Junto dessa trama, seguimos a misteriosa narrativa do padre Paul (Hamish Linklater) que também chega à ilha. Padre Paul é enviado da Diocese do Continente (do outro lado do mar) para substituir o Monsenhor Pruitt que atendia à pequena comunidade St. Patrick, a única capela do lugar. Flanagan insere sem delongas o peso que a religião exerce neste local. Uma fé católica enraizada, bem ancorada nas tradições, hinos litúrgicos na “língua dos anjos”, jovens rapazes coroinhas e, a estranheza dos fieis que “buscam a fé” apenas na Quarta-Feira de Cinzas e na Semana Santa. A personagem “puritana” e muito chata, diga-se de passagem, de Samantha Sloan (a sacristã/secretária do padre, Bev Keane), que destila um discurso de fé moralista, preconceituoso e cruel transmitindo uma imagem de horror, desespero e sacrifícios tudo em honra do Senhor.
Tudo isso começa a perder valor quando eventos sobrenaturais começam a acontecer na ilha. Esses acontecimentos começam a fazer os fieis a se questionarem sobre o que acreditam e que fé é essa que professam. Nesse contexto, Mike Flanagan insere um discurso a respeito das religiões valendo-se de uma família de mulçumanos: o Xerife e seu filho. Xerife Hassan (Rahul Kohli) e o filho Ali Hassan (Rahul Abburi) sofrem discriminação por serem mulçumanos e sentem na pele como que a imposição de uma religião pode estar presente em pequenas ações do cotidiano, sobretudo quando numa instituição de ensino, as normas não dão conta de abordar as religiões presentes no lugar.

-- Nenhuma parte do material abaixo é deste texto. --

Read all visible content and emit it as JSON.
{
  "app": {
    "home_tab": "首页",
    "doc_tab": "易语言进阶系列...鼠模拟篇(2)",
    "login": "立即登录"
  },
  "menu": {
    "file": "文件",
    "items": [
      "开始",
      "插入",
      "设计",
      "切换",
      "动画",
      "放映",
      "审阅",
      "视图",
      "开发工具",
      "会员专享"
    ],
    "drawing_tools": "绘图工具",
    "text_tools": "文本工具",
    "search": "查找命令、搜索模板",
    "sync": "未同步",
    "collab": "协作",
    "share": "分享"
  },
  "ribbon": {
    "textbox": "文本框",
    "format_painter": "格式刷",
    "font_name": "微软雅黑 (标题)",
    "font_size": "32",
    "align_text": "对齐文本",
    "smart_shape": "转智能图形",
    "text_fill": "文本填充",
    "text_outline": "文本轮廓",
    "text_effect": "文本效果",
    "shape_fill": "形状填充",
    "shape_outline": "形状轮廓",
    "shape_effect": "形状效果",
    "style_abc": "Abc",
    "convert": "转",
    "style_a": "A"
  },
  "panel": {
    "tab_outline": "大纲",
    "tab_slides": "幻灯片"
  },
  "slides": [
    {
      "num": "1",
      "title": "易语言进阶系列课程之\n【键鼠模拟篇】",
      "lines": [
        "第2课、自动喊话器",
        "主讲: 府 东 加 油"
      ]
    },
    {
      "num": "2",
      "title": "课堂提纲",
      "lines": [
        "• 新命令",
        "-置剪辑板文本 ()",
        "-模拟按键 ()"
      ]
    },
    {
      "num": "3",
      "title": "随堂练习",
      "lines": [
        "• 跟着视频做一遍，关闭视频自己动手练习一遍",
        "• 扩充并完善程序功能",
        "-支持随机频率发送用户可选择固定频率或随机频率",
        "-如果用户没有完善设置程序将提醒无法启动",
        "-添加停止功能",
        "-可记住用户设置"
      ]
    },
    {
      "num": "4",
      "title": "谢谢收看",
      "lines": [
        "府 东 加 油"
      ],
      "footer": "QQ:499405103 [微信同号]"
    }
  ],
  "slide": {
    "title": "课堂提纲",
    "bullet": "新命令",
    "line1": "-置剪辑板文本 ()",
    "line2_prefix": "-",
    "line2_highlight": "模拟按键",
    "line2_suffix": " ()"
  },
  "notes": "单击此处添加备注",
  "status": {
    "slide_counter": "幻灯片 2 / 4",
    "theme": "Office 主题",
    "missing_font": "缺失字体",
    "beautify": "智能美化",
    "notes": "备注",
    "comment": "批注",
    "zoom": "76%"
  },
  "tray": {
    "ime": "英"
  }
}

Padre Paul é muito caridoso, atencioso com seu povo, a ponto de não deixar de levar a Santa Missa até aos acamados, sem condições de ir caminhando até à Igreja. Paralelamente, vamos percebendo que sensações estranhas, longe da explicação da ciência vão acontecendo desde o momento em que uma cena de milagre é presenciada em sua missa, quando padre Paul faz uma menina numa cadeira de rodas se levantar e andar até ele afim de tomar a Santa Eucaristia de suas mãos. O que assistimos aqui é uma mistura de crenças e descrenças, culpa e perdão, ciência e fé. Quando os feitos, pra lá de suspeitos, do padre, surgem, todo o tecido social da pequena ilha começa a se descosturar e começamos, desesperadamente a tentar entender onde que tudo isso vai se desaguar.
Os pais de Riley começam a sentir melhoras físicas como por exemplo não precisar mais dos óculos para a costura e não sentir mais dor nas costas. A própria mulher acamada, Mildred Gunning (Alex Essoe) sai de sua cama e volta a andar. Sua filha Dra. Sarah (Annabeth Gish) não consegue explicar cientificamente o que está acontecendo e milagre não é uma solução para o seu senso religioso.
O terror, o horror, o medo é mais um sentimento de culpa do que uma ação do maligno sobrenatural. Mesmo quando Mike Flanagan nos mostra o que acontece quando a miséria humana toca um Anjo do Senhor, não conseguimos omitir para sempre aquilo que mais nos assusta. O centro de toda a narrativa de Missa da Meia-Noite não está no medo, no susto, no terror. Tudo se centraliza no diálogo entre Riley e Erin sobre a vida e a morte e qual o sentido de morrer. O que acontece quando a gente morre? E o que vemos é uma das mais belas encenações e reflexões sobre do que se trata morrer.
Morrer significa selar toda a culpa. Significa que depois, todo o meu medo se transforma em perdão. Significa que o céu e a terra se tornam um. E não é o que eu acredito, não é o fato de ter fé ou não, é o amor. Não é sobre mim, é sobre todos nós!